Project Blog Page: https://ab20cs.github.io/projects/news_engagement/
Social media has become a medium to facilitate crowd engagement with the news. Large fractions of the public now get their morning headlines by simply reading stories reposted by others on their social media feed (using platforms like Reddit). It is important to understand the mechanism by which news is popularized on social media in hopes that these platforms can adjust their algorithms and policies to limit the spread of misinformation. To gain insight into how news is popularized on Reddit, we investigated whether various factors (such as changing the header when sharing an article, negative sentiment in the shared article and the time of day at which the post was made) are correlated with increased engagement with the posts that share news articles. We analyzed how these trends differ between news subreddits from around the world to better understand if local culture may play a role in news engagement.
Changing the title of an article when sharing it on Reddit, the degree of negative sentiment in the news article being shared and the time of day at which a news article is posted on Reddit are all correlated with increased activity on the post.
- When posting a link to a news article on Reddit, does making the title of the post different from the original article title impact the activity on the post? If there is an influence, how does this influence differ from region-to-region?
- Is the sentiment of a news article shared on Reddit correlated with the activity on the post in subreddits around the world? If so, how does this relationship differ across subreddits?
- Is the time of day at which a news article was shared on Reddit correlated with the activity on the posts?
We used the Python Reddit API Wrapper (PRAW) which scrapes posts from any subreddit. To use access this data, one must have Reddit account and set up an "application for personal use" through the Reddit Preferences - Apps page. By passing the credentials for this app (i.e., client_id, client_secret, user_agent, username, password) into the API and calling the subreddit.hot()
function, we can fetch up to 1000 of the top posts from a given subreddit. This fetched data is stored in a Pandas DataFrame.
By passing the URLs through the extract
function implemented in the Goose3 library, we can extract necessary information about the article linked (including the article title and content). Any rows whose article is behind a paywall cannot be accessed by Goose3 and has thus been removed from our dataset.
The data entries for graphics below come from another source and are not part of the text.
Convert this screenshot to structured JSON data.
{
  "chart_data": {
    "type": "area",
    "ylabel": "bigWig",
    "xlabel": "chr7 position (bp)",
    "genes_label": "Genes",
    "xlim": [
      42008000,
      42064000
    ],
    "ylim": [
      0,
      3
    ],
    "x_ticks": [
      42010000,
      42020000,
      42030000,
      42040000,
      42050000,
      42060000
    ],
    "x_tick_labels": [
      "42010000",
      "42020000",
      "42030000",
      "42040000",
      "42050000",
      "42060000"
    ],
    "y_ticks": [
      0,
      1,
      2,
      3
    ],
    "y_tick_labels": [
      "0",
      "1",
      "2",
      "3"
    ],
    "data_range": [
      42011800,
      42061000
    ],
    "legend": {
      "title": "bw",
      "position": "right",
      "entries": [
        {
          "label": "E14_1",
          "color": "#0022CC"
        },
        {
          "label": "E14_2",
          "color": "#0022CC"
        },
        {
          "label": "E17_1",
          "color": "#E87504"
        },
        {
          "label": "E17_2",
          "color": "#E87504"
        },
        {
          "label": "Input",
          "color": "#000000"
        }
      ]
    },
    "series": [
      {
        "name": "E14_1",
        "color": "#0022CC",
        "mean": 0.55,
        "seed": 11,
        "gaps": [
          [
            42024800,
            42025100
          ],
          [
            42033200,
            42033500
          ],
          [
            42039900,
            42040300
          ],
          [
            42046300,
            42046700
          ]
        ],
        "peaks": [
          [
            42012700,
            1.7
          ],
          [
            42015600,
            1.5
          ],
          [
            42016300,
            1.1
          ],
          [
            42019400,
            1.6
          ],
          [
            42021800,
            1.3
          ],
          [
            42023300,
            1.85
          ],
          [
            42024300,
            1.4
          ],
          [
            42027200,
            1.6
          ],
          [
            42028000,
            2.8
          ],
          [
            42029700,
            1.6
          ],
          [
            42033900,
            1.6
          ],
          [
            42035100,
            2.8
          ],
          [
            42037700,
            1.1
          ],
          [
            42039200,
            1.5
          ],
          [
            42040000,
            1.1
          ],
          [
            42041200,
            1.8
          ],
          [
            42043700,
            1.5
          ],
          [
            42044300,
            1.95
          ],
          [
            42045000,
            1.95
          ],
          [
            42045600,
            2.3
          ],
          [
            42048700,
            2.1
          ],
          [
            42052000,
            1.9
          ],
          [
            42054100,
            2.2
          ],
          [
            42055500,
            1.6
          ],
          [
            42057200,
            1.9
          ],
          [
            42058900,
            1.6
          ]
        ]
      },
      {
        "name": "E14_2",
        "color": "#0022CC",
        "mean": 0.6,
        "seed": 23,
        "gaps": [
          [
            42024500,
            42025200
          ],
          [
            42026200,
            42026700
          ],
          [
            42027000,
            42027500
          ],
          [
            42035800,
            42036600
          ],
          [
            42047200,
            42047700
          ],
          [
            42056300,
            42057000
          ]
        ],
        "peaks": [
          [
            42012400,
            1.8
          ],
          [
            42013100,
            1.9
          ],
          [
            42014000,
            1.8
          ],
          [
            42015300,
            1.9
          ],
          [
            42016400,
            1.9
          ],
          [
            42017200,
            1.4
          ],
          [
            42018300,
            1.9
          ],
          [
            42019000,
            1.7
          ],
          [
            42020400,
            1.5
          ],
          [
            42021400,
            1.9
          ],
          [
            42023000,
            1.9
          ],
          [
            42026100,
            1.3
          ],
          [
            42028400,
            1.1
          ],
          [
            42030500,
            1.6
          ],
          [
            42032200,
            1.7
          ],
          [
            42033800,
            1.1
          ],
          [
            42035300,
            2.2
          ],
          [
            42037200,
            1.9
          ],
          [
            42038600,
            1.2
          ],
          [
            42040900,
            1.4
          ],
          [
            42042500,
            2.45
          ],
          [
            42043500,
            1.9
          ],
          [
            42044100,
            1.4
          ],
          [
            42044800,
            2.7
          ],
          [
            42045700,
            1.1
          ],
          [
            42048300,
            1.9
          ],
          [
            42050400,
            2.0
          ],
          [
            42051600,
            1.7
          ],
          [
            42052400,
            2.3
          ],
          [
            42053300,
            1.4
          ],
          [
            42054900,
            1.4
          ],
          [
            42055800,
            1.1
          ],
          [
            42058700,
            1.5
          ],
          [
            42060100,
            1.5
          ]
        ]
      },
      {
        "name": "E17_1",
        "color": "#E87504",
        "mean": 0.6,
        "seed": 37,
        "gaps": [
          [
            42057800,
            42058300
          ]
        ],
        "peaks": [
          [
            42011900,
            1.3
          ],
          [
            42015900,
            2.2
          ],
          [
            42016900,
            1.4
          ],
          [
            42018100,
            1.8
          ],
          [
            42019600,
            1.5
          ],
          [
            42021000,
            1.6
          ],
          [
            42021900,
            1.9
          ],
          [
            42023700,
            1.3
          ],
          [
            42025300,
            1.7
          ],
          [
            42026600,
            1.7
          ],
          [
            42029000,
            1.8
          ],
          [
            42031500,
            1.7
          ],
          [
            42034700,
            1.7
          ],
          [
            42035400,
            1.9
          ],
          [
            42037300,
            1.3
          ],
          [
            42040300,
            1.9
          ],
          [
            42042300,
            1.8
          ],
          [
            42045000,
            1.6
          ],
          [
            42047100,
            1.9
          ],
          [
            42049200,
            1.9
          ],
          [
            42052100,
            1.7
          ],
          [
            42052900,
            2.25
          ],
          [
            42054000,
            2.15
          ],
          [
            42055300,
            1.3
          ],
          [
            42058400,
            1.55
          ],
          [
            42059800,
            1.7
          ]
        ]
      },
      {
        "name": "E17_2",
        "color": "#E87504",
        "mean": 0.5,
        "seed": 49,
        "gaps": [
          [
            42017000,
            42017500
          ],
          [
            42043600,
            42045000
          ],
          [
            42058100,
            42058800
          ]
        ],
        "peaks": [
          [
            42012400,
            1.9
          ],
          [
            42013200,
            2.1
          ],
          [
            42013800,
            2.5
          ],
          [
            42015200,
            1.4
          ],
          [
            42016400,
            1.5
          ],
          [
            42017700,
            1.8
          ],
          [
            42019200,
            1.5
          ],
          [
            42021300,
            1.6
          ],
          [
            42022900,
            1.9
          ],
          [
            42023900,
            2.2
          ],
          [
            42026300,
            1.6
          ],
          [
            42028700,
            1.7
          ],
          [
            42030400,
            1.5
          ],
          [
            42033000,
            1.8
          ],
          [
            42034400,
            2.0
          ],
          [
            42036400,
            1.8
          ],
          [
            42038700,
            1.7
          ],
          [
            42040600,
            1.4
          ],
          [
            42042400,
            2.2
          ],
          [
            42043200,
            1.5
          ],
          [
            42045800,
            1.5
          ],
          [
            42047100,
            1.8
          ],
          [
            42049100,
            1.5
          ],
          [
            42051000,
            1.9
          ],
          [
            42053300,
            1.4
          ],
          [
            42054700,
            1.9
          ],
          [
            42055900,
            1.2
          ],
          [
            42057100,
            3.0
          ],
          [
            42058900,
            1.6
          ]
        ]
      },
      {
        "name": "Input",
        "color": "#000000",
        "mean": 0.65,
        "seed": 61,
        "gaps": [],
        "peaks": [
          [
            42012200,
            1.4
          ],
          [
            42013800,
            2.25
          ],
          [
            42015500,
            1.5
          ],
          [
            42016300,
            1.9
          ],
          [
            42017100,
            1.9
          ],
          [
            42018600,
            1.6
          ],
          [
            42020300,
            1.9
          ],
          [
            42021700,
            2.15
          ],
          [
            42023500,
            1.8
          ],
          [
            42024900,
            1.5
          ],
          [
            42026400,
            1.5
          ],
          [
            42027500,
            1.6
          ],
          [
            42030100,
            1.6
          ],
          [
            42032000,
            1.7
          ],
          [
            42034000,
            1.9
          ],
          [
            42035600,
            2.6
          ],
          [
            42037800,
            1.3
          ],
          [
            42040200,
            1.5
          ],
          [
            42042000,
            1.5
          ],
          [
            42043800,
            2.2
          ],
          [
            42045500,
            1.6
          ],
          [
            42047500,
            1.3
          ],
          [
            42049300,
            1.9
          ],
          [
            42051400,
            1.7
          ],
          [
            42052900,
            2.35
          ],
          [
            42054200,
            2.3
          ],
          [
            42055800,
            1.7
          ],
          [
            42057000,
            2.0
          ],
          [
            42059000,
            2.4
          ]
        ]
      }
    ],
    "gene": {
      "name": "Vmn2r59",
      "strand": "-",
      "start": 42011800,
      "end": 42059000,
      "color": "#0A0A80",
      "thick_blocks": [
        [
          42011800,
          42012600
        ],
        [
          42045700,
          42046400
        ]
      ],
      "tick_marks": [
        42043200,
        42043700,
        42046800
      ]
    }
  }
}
We used PRAW to scrape the r/canadanews, r/usnews, r/EUnews and r/ausnews.
We used the Goose3 library to extract the original titles of the articles. To model title similarity, the embeddings of the original titles and their corresponding post titles were constructed using SentenceTransformer's all-MiniLM-L6-v2
pre-trained model and the cosine similarity between these embeddings were computed. To visualize the distributions of the title similarity values, we constructed a pair of violin plots. One plot shows the distributions split by activity (i.e., one boxplot for posts with activity at or above the 99th percentile [“high” group] and another for posts with activity at or below the 50th percentile [“low” group]). T-tests and Bartlett tests were then used to determine whether there was a signicant difference in the mean and variance (respectively) of the title similarities between the "high" and "low" groups.
We used the Python Goose3 extract
function to fetch the body text of each article. After extraction, these texts were fed into Python-SentiStrength which scored each article's sentiment on a scale of -5 (extremely negative) to +5 (extremely positive). Similar methods with violin plots, T-tests and Bartlett tests that were used with the headline changing analysis were used to analyze the impact of sentiment on engagement.
In each dataset constructed, there is a column named created
which holds the date/time stamp (in the UTC timezone, represented in Unix time) at which each post was made. The fromtimestamp
function implemented in Python's datetime
library was used to convert the Unix time to a readable datetime format. These UTC times were then converted to the local time zones of each subreddit analyzed. For regions where there are multiple time zones, the UTC times were converted to the middle time zone in the region (e.g., for Canada and the US, this was Central Standard Time (CST)). To visualize the trends throughout the day, we constructed line graphs by plotting the mean activity of all posts that were posted during each hour of the day.
Through this study, we made several interesting discoveries. Contrary to our hypothesis (which had been accepted in a paper using data from a decade ago), there is no correlation between changing the title when linking an article on Reddit and activity levels on the post. This finding also underscores the importance of repeating such experiments over time. With the fast changes in the ways information is spread due to technology, the behaviours of users are also shifting. By repeating experiments, we can stay up-to-date on the current state of human behaviour as it relates to engagement with the news. We also discovered that on r/EUnews and r/ausnews, posts with higher activity link to articles with more negative sentiment than articles linked to by lower activity posts (which aligns with our hypothesis). This trend was not observed in r/canadanews and r/usnews, suggesting differences in the factors influencing news popularity among regions. Lastly, our study uncovered patterns which potentially imply that the local time at which posts are made have an influence on the level of activity on the post.
In future studies, in order to verify if these results generalize to a broader scope, similar methodologies should be applied to more news subreddits as well as other social media platforms on which news is shared.